A multitude of factors, including lighting conditions, patient movement, electrocautery, vasopressors, cardiopulmonary bypass, hypothermia, and poor perfusion, may interfere with SpO2. Systemic administration of dyes may also cause alterations in SpO2 readings. Several dyes used widely in the clinical setting, such as methylene blue, indigo carmine, indocyanine green, patent blue, and fluorescein, have been shown to interfere with SpO2 when administered intravascularly.6 The spurious desaturation seen with dyes is attributed to the absorption of light emitted by the pulse oximeter by the dye, such that the absorption ratio R is shifted. This in turn causes a miscalculation of the oxygen saturation by the machine. For this reason, increasing the FIO2 will not reverse this apparent desaturation.
Several studies have evaluated the effects of intra-arterial dye administration. Saito et al.,3 in a case report of a patient undergoing superficial temporal artery catheter placement, described a clinically worrisome decline in SpO2 readings after intra-arterial injection of patent blue dye. This desaturation occurred approximately 30 seconds after administration and lasted approximately 20 minutes. In a study of 10 patients with breast carcinoma undergoing intra-arterial catheter insertion, Chia et al.4 measured arterial blood oxygen saturation (SaO2) and oxygen partial tension by blood gas analysis (PaO2) at baseline and at various intervals after intra-arterial patent blue dye injection. They concluded not only that postinjection SpO2 readings were significantly lower than baseline, but also that the SpO2 readings were related to total dosage of dye. The SpO2 reading did not seem to bear any relation to the patients hemoglobin concentration. The onset of desaturation occurred within 30 seconds after intra-arterial administration of dye, the mean SpO2 nadir was 53.5%, and the mean SaO2 was 98.7%. In our study, arterial blood samples were obtained in the first three enrolled patients and did not reveal a true decrease in PaO2.
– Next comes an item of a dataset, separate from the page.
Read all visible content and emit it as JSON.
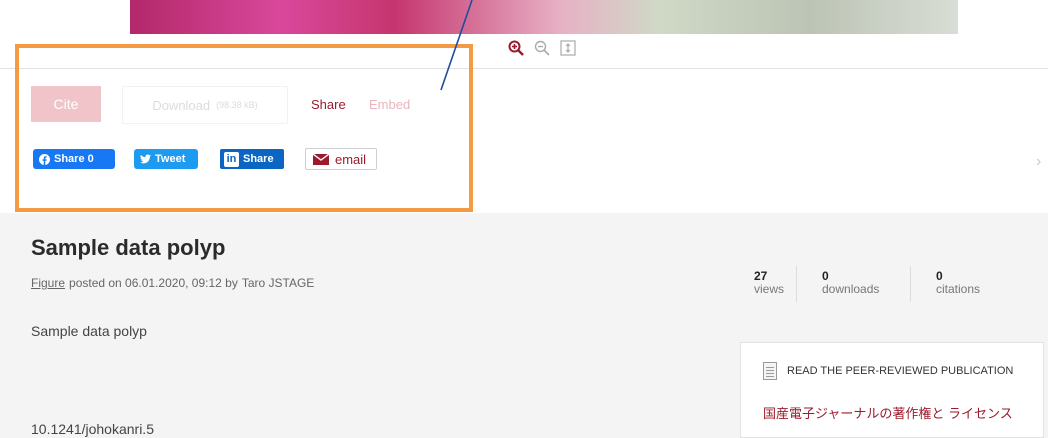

Intravenous dye injection has also been reported to cause SpO2 changes. Scheller et al.2 injected 15 subjects5 each with intravenous indigo carmine, indocyanine green, or methylene blue dye. Under this experimental design, they observed significant desaturations, with the latency of desaturation ranging from 35 to 80 seconds and the duration of desaturation ranging from 10 to 115 seconds. Recognizing the importance of elucidating the effects of dyes used in lymphatic mapping for surgery, Larsen et al.7 performed an in vitro study using patent blue V dye. Contrary to findings of prior studies, they confirmed that the dye effectively caused a shifting of the oxygen-binding curve to the right, leading to a lower reading of SaO2.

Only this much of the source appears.